Oceń
Jarosław Jakimowicz odpowiada na zarzuty i przekonuje, że nie jest gwałcicielem. Gwiazdor TVP został oskarżony o skrzywdzenie uczestniczki konkursu Miss Generation.
Jarosław Jakimowicz - kiedyś aktor, później chuligan napadający na apteki, na koniec twarz TVP i w końcu prowadzący jednego z programów (razem z Magdaleną Ogórek - ostatnio nawet tańczyli razem na scenie) ma dziś poważne problemy. W poniedziałek niezależny dziennikarz Piotr Krysiak poinformował na Facebooku, że "gwiazdor TVP Info" zgwałcił jedną z kandydatek do tytułu Miss Generation 2020. Nie podał nazwiska mężczyzny, szybko okazało się jednak, że chodzi właśnie o Jakimowicza.

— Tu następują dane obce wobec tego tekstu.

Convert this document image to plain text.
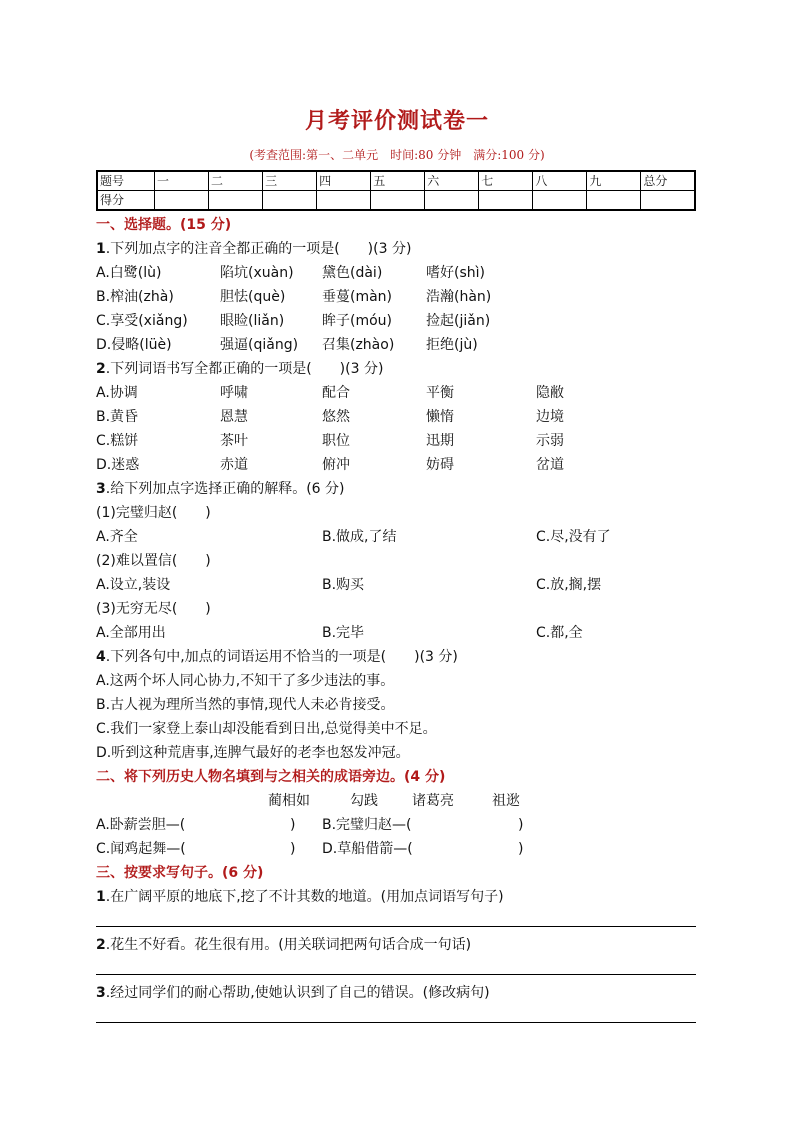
月考评价测试卷一
(考查范围:第一、二单元　时间:80 分钟　满分:100 分)
题号	一	二	三	四	五	六	七	八	九	总分
得分										
一、选择题。(15 分)
1.下列加点字的注音全都正确的一项是(　　)(3 分)
A.白鹭(lù)	陷坑(xuàn) 黛色(dài)	嗜好(shì)
B.榨油(zhà)	胆怯(què)	垂蔓(màn) 浩瀚(hàn)
C.享受(xiǎng) 眼睑(liǎn)	眸子(móu) 捡起(jiǎn)
D.侵略(lüè)	强逼(qiǎng) 召集(zhào) 拒绝(jù)
2.下列词语书写全都正确的一项是(　　)(3 分)
A.协调	呼啸	配合	平衡	隐敝
B.黄昏	恩慧	悠然	懒惰	边境
C.糕饼	茶叶	职位	迅期	示弱
D.迷惑	赤道	俯冲	妨碍	岔道
3.给下列加点字选择正确的解释。(6 分)
(1)完璧归赵(　　)
A.齐全	B.做成,了结	C.尽,没有了
(2)难以置信(　　)
A.设立,装设	B.购买	C.放,搁,摆
(3)无穷无尽(　　)
A.全部用出	B.完毕	C.都,全
4.下列各句中,加点的词语运用不恰当的一项是(　　)(3 分)
A.这两个坏人同心协力,不知干了多少违法的事。
B.古人视为理所当然的事情,现代人未必肯接受。
C.我们一家登上泰山却没能看到日出,总觉得美中不足。
D.听到这种荒唐事,连脾气最好的老李也怒发冲冠。
二、将下列历史人物名填到与之相关的成语旁边。(4 分)
蔺相如	勾践 诸葛亮	祖逖
A.卧薪尝胆—(	) B.完璧归赵—(	)
C.闻鸡起舞—(	) D.草船借箭—(	)
三、按要求写句子。(6 分)
1.在广阔平原的地底下,挖了不计其数的地道。(用加点词语写句子)
2.花生不好看。花生很有用。(用关联词把两句话合成一句话)
3.经过同学们的耐心帮助,使她认识到了自己的错误。(修改病句)
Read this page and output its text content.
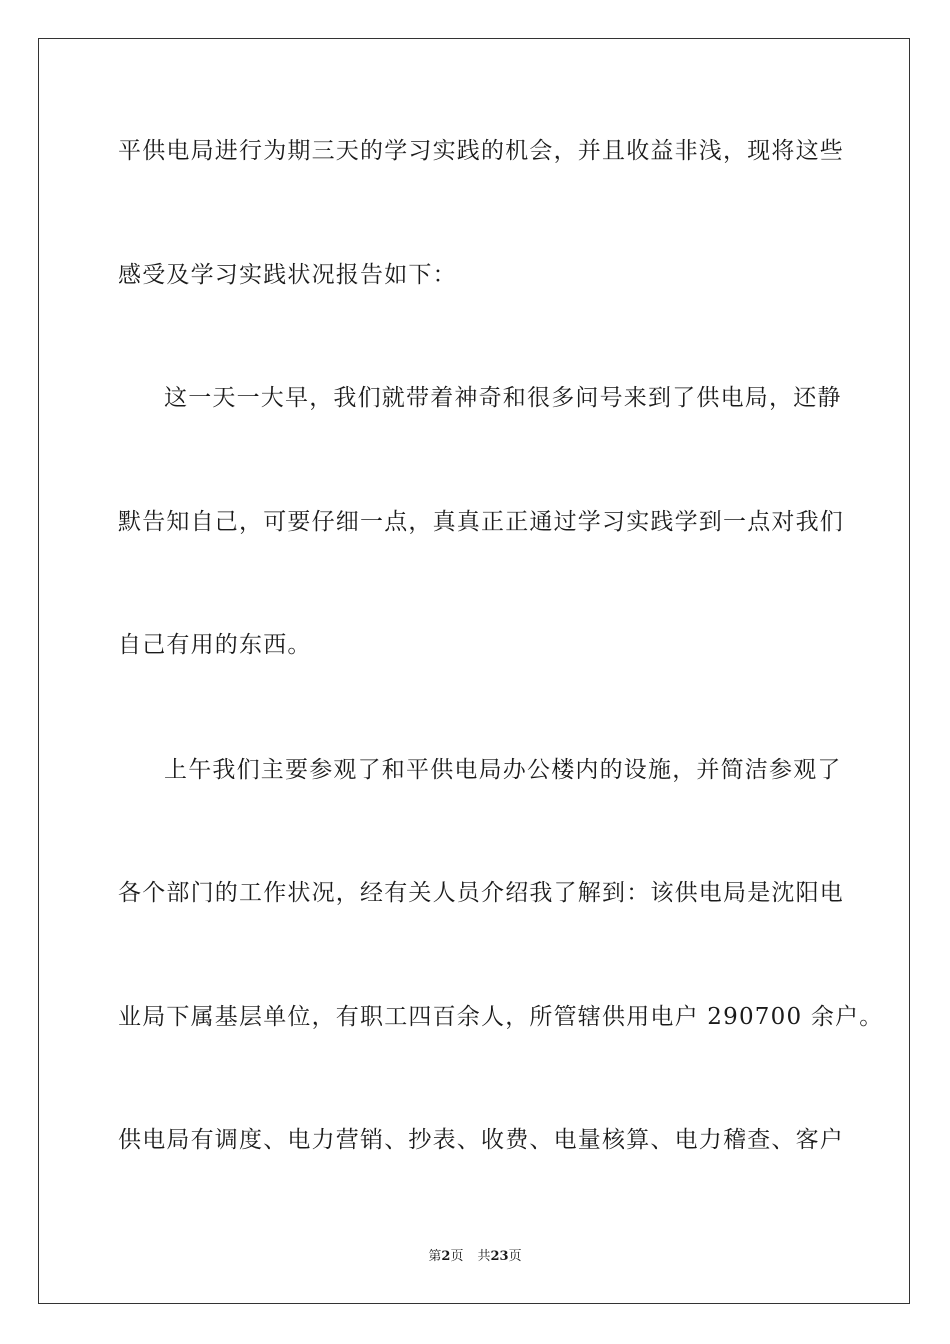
平供电局进行为期三天的学习实践的机会，并且收益非浅，现将这些
感受及学习实践状况报告如下：
这一天一大早，我们就带着神奇和很多问号来到了供电局，还静
默告知自己，可要仔细一点，真真正正通过学习实践学到一点对我们
自己有用的东西。
上午我们主要参观了和平供电局办公楼内的设施，并简洁参观了
各个部门的工作状况，经有关人员介绍我了解到：该供电局是沈阳电
业局下属基层单位，有职工四百余人，所管辖供用电户 290700 余户。
供电局有调度、电力营销、抄表、收费、电量核算、电力稽查、客户
第2页 共23页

Były aktor, dziś twarz TVP Info, był już pytany o sprawę przez dziennikarzy Onetu, jednak zarzekał się, że nigdy nie zgwałcił i nie byłby w stanie skrzywdzić żadnej kobiety. Teraz wydał oficjalne oświadczenie.

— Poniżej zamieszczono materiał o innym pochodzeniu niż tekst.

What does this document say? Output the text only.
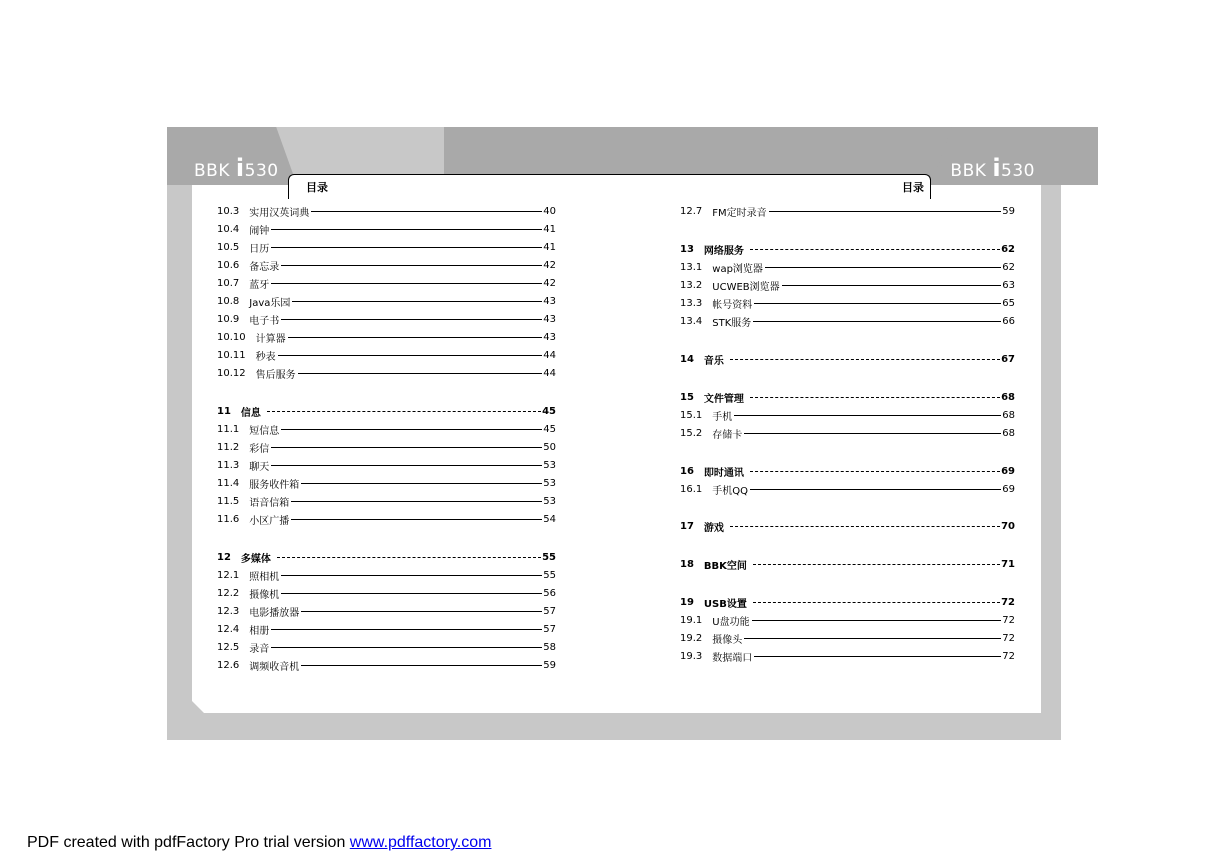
BBK i530	BBK i530
目录	目录
10.3 实用汉英词典	40
10.4 闹钟	41
10.5 日历	41
10.6 备忘录	42
10.7 蓝牙	42
10.8 Java乐园	43
10.9 电子书	43
10.10 计算器	43
10.11 秒表	44
10.12 售后服务	44
11 信息	45
11.1 短信息	45
11.2 彩信	50
11.3 聊天	53
11.4 服务收件箱	53
11.5 语音信箱	53
11.6 小区广播	54
12 多媒体	55
12.1 照相机	55
12.2 摄像机	56
12.3 电影播放器	57
12.4 相册	57
12.5 录音	58
12.6 调频收音机	59
12.7 FM定时录音	59
13 网络服务	62
13.1 wap浏览器	62
13.2 UCWEB浏览器	63
13.3 帐号资料	65
13.4 STK服务	66
14 音乐	67
15 文件管理	68
15.1 手机	68
15.2 存储卡	68
16 即时通讯	69
16.1 手机QQ	69
17 游戏	70
18 BBK空间	71
19 USB设置	72
19.1 U盘功能	72
19.2 摄像头	72
19.3 数据端口	72
PDF created with pdfFactory Pro trial version www.pdffactory.com
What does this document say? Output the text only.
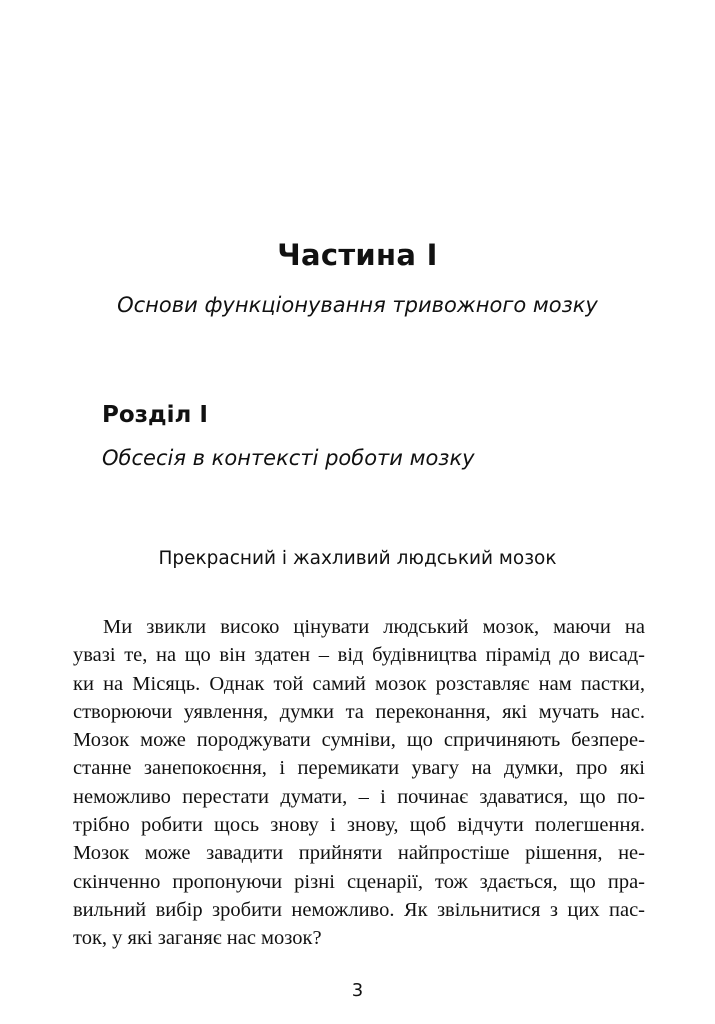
Частина I
Основи функціонування тривожного мозку
Розділ I
Обсесія в контексті роботи мозку
Прекрасний і жахливий людський мозок
Ми звикли високо цінувати людський мозок, маючи на
увазі те, на що він здатен – від будівництва пірамід до висад-
ки на Місяць. Однак той самий мозок розставляє нам пастки,
створюючи уявлення, думки та переконання, які мучать нас.
Мозок може породжувати сумніви, що спричиняють безпере-
станне занепокоєння, і перемикати увагу на думки, про які
неможливо перестати думати, – і починає здаватися, що по-
трібно робити щось знову і знову, щоб відчути полегшення.
Мозок може завадити прийняти найпростіше рішення, не-
скінченно пропонуючи різні сценарії, тож здається, що пра-
вильний вибір зробити неможливо. Як звільнитися з цих пас-
ток, у які заганяє нас мозок?
3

Jarosław Jakimowicz zgwałcił kobietę? Wydał oświadczenie
Jarosław Jakimowicz przyznaje, że na początku stycznia 2020 roku, gdy miało dojść do gwałtu, był na miejscu zdarzenia, jednak osądzanie go o przestępstwo to pomówienie. Zapewnia, że reprezentantki Uzbekistanu w wyborach Miss nie skrzywdził i nie wie nic o tej sprawie.

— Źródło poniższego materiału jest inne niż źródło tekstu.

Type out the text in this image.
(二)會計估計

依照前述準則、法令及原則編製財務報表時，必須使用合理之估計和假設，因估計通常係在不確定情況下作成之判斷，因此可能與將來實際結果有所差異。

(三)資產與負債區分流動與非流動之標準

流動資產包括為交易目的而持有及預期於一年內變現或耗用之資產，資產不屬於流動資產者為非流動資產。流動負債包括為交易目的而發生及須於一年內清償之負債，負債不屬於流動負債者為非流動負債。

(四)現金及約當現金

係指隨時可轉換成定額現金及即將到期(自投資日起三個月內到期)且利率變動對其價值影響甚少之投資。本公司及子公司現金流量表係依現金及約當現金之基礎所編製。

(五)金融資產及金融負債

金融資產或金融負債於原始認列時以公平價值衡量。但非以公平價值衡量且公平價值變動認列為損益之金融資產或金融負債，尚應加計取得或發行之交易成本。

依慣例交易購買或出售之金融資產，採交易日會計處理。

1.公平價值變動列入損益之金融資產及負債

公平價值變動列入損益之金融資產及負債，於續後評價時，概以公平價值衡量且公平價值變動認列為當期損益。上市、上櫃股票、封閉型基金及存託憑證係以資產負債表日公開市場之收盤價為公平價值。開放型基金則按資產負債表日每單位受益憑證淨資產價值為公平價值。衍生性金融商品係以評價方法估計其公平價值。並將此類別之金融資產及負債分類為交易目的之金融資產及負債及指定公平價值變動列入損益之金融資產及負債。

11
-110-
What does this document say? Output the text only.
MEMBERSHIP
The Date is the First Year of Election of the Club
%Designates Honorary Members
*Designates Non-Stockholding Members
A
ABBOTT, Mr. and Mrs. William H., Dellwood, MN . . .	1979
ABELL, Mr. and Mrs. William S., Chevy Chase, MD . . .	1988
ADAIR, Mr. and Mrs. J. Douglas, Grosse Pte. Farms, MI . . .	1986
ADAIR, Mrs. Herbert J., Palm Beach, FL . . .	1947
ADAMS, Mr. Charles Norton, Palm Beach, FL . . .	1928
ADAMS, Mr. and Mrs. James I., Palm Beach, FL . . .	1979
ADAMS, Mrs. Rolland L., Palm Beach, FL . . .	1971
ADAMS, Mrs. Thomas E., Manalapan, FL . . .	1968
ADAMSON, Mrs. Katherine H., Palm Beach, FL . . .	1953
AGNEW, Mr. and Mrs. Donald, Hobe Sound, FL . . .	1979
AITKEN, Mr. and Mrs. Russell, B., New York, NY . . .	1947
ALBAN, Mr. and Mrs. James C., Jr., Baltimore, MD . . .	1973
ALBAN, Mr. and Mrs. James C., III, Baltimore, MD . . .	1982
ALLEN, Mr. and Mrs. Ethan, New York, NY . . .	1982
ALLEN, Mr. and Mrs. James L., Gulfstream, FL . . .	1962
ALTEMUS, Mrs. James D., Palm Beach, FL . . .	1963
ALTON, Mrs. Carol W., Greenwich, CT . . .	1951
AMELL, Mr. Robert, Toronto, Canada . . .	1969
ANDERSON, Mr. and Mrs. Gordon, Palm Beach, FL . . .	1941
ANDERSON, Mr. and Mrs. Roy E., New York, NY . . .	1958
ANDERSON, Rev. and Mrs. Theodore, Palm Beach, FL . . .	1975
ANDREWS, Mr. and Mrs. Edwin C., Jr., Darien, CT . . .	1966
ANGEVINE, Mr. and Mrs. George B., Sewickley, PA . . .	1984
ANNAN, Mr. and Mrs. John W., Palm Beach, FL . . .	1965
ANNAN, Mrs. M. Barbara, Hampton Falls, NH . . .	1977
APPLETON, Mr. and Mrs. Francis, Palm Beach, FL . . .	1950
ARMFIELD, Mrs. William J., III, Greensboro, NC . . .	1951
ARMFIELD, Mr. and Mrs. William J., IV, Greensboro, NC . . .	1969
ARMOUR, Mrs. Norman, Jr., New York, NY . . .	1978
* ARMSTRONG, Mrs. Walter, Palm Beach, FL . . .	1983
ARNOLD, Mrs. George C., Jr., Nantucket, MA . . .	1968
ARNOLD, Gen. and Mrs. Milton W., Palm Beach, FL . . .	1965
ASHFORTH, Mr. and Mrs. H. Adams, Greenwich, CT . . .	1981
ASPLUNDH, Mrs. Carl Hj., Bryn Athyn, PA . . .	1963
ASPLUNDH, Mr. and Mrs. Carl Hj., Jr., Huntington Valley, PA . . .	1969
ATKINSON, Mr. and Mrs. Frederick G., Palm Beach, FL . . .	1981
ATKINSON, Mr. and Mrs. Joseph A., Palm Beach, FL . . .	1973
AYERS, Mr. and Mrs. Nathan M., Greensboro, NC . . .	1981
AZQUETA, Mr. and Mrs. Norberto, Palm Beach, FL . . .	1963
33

Zaznaczam, że prawdą jest, iż rok temu brałem udział w imprezie Miss Generation 2020 na zaproszenie organizatora, jako gość specjalny. Jednakże opisywane zdarzenia przez pana Piotra Krysiaka a przekazane mu przez anonimową osobę w jego publikacji mijają się z prawdą. Podkreślam z całą stanowczością, że przedstawiona przez niego wersja wydarzeń w hotelu Parisel Palace w Klimkach ewidentnie jest przekłamaniem, atakiem na moją osobę i ma na celu wyeliminowanie mnie z życia publicznego, w tym ze współpracy z Telewizją Polską. Informuję również, że nic nie jest mi wiadomo o pozostałych zdarzeniach, które miały miejsce poza hotelem. Nie mam też żadnej wiedzy dotyczącej jakiegokolwiek postępowania wyjaśniającego prowadzonego przez Prokuraturę Okręgową w Lublinie. Do dnia opublikowania postu nikt ze mną w tej sprawie się nie kontaktował. Reasumując powyższe post pana Piotra Krysiaka godzi w moje dobre imię i cześć i w związku z tym podejmę kroki prawne dla ochrony moich dóbr osobistych
- czytamy w oświadczeniu gwiazdora.
Jak to możliwe, że Jarosław Jakimowicz został oskarżony o gwałt, jednak policja ani prokuratura nigdy go o tym nie poinformowały? Okazuje się, że dzień po napaści seksualnej, pokrzywdzona udała się do Uniwersyteckiego Centrum Zdrowia Kobiety i Noworodka w Warszawie. Tam poinformowała lekarza, że padła ofiarą gwałtu, a ten powiadomił policję. Policjanci mieli jednak nie przestrzegać procedur...
Policja i prokuratura kryją gwałciciela?
Gdy na miejsce przybyli mundurowi i dowiedzieli się, kto jest sprawcą, mieli zadzwonić do przełożonego, a następnie zabrać kobietę do szpitala psychiatrycznego! Pokrzywdzona nie została zbadana!
Policjanci przyjechali do szpitala bez specjalnego zestawu do pobierania wymazów. Ponoć to standardowa procedura w przypadku gwałtów. Następnego dnia kobieta znów pojawiła się w szpitalu ginekologicznym, mówiąc, że nie została zbadana. Wtedy lekarz zadzwonił jeszcze raz po policję i zagroził, że jeśli nie przyjadą z zestawem do wymazów, powiadomi media. Przyjechali po 7 minutach
- informuje Piotr Kryszak, dziennikarz opisujący sprawę.
Jak podaje Wyborcza, postępowanie w sprawie gwałtu prowadzone jest przez prokuraturę w Lublinie, jednak w listopadzie zostało zawieszone. Śledczy mieli zwrócić się do strony brytyjskiej o pomoc, a to ponoć zabieg często stosowany, by śledztwo przeciągnąć aż do przedawnienia...
Co więcej, szefem Prokuratury Regionalnej w Lublinie jest Jerzy Ziarkiewicz, czyli jeden z zaufanych ludzi Zbigniewa Ziobro, z kolei sprawę gwałtu nadzoruje jego kolega, którego awansował z Zamościa - donosi "Gazeta Wyborcza".